We achieved a partial response with improved motoric ability of the hands. The skin became more softened, erythema vanished, and fibrosis improved.
Discussion
ACA is a tick-borne disease with progressive course. In the adult European population 1-2% of Borreliosis develop ACA [2], among children ACA was observed in about 1% [6]. The clinical presentation may vary. Extracutaneous manifestations are common among our patients [7]. Cutaneous manifestations cover a broad spectrum. Unusual symptoms include chronic venous insufficiency [8], vasculitis racemosa [9], morphea- and lichensclerosus- like lesions [10], anetoderma [11], juxta-articular nodules [12], small spinous papules [13], foot ulcers [3], and alopecia [14]. A very rare manifestation is facial involvement [15, 16].

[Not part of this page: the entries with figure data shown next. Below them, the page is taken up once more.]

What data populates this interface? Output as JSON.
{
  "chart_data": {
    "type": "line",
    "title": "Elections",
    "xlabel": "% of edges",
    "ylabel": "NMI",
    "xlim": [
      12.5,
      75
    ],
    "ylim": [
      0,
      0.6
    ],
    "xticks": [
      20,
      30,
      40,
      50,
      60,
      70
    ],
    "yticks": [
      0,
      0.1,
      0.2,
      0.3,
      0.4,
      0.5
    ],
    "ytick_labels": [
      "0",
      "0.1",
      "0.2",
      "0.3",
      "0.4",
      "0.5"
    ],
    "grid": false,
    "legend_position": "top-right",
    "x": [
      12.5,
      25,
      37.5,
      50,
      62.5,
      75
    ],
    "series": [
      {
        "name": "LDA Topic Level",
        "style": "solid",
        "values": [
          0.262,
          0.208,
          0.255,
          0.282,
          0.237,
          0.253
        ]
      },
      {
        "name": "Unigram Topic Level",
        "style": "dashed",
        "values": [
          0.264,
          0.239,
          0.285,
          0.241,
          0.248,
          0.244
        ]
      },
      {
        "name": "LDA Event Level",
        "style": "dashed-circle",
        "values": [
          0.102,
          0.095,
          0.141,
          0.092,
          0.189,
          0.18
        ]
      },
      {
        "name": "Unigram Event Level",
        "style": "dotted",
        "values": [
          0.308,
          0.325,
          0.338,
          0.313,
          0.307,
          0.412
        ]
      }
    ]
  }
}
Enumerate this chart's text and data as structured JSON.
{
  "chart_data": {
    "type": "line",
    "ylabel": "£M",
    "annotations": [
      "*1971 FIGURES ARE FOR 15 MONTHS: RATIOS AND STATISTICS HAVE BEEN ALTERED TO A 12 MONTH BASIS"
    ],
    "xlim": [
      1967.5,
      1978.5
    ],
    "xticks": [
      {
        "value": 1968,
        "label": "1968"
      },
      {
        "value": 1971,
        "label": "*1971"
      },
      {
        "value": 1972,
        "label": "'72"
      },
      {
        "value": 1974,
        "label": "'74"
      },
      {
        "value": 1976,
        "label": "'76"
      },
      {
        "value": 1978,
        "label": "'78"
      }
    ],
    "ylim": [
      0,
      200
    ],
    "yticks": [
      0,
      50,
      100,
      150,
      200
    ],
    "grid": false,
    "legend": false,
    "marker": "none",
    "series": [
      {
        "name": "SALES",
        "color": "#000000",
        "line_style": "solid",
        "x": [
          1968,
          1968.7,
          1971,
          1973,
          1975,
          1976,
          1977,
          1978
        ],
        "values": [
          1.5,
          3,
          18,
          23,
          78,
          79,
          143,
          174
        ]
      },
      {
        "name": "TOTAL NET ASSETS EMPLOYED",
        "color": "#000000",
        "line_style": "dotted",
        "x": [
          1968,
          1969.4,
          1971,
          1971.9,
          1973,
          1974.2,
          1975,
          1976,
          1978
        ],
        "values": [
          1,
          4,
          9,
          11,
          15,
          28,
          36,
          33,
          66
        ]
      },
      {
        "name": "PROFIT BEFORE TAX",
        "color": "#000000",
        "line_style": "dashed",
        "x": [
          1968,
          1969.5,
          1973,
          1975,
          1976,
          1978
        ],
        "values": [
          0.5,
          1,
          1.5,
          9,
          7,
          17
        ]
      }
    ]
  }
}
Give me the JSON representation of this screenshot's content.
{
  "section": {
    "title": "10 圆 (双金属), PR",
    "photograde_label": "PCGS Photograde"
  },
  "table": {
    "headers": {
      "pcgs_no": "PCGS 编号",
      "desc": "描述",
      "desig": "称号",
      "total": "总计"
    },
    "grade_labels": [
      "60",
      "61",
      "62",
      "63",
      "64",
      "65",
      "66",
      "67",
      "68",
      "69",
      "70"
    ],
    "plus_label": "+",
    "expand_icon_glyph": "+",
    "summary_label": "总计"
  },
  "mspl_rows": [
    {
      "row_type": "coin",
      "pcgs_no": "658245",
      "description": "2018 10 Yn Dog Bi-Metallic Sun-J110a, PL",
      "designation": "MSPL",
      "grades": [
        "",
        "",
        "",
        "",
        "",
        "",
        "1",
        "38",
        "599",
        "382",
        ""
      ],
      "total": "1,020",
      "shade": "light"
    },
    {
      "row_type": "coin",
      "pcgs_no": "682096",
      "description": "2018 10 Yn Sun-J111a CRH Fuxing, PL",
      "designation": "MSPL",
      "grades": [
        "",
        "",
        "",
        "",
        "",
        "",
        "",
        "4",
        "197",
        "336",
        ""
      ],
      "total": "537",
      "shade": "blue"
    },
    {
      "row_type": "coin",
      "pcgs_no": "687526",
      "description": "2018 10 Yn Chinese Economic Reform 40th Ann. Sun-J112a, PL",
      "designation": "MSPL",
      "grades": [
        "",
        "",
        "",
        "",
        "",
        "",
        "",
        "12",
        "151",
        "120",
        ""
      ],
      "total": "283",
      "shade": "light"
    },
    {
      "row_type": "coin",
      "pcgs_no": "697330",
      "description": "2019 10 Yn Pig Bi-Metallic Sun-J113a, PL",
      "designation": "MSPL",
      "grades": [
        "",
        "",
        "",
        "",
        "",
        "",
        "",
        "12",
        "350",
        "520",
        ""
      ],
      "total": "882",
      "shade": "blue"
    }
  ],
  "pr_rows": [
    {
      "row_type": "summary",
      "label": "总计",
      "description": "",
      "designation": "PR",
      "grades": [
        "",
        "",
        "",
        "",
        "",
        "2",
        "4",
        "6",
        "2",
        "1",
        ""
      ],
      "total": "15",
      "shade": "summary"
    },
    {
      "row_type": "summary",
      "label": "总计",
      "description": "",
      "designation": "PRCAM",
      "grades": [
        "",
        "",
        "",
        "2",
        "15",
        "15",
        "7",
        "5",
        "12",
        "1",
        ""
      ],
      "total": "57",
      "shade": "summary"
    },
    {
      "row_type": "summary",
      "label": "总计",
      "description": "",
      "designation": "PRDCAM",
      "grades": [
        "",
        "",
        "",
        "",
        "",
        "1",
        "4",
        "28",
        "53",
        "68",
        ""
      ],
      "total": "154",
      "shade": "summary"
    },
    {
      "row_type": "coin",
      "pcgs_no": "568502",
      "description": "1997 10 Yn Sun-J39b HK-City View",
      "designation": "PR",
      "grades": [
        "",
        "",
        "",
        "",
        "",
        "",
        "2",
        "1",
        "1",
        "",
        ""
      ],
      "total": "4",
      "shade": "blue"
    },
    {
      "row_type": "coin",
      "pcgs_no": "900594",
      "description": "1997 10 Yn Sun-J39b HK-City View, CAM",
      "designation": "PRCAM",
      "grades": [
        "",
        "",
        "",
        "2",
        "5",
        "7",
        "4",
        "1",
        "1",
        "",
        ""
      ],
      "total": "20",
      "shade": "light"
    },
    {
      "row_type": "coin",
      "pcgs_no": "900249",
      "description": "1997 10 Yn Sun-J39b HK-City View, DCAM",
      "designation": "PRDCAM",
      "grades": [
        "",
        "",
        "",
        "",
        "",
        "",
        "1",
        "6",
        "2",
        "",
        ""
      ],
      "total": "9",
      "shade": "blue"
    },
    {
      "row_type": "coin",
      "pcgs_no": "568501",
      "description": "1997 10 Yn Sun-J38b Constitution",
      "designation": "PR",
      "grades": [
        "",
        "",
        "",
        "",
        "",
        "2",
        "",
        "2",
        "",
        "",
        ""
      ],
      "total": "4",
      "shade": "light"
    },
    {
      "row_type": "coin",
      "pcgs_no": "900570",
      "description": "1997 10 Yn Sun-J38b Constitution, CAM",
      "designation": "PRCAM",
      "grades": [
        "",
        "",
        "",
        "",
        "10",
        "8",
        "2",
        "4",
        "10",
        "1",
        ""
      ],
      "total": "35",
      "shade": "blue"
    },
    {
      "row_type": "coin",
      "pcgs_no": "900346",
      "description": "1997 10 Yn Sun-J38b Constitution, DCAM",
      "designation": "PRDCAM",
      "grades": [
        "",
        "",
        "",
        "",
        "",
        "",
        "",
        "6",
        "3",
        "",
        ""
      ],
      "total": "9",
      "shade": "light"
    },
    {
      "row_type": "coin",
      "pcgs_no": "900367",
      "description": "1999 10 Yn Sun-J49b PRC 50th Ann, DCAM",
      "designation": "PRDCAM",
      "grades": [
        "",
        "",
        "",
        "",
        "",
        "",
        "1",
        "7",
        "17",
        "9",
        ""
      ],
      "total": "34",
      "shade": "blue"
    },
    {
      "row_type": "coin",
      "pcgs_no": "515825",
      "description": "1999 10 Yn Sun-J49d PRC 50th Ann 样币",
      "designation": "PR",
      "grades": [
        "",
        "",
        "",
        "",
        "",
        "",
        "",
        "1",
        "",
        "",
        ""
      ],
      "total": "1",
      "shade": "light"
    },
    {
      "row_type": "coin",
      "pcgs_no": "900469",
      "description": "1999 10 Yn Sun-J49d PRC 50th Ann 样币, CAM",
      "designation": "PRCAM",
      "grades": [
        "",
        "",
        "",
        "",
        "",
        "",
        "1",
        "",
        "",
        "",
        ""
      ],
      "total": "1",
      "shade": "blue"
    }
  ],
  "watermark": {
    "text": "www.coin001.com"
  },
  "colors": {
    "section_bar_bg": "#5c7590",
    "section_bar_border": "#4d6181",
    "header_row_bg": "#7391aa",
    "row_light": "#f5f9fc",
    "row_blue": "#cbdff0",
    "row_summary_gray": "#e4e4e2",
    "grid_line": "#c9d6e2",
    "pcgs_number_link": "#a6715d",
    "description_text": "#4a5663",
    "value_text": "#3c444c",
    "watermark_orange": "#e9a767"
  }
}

Our patient was quite unusual related to cutaneous manifestations. Hyperpigmented lesions along the tension lines of skin and extensive livid-erythematous fibrosclerotic plaques are ambiguous. Only the livid erythema of the hands was a classical presentation. Serologic investigations and histopathology of a skin biopsy, however, confirmed ACA.

Early antibiosis is important to prevent the progress of ACA to an atrophic stage. Intravenous treatment is possible with ceftriaxone, cefotaxime, or penicillin G [17]. We used ceftriaxone since the patient had a penicillin allergy.

ACA remains a diagnostic challenge, this has been illustrated by our patient.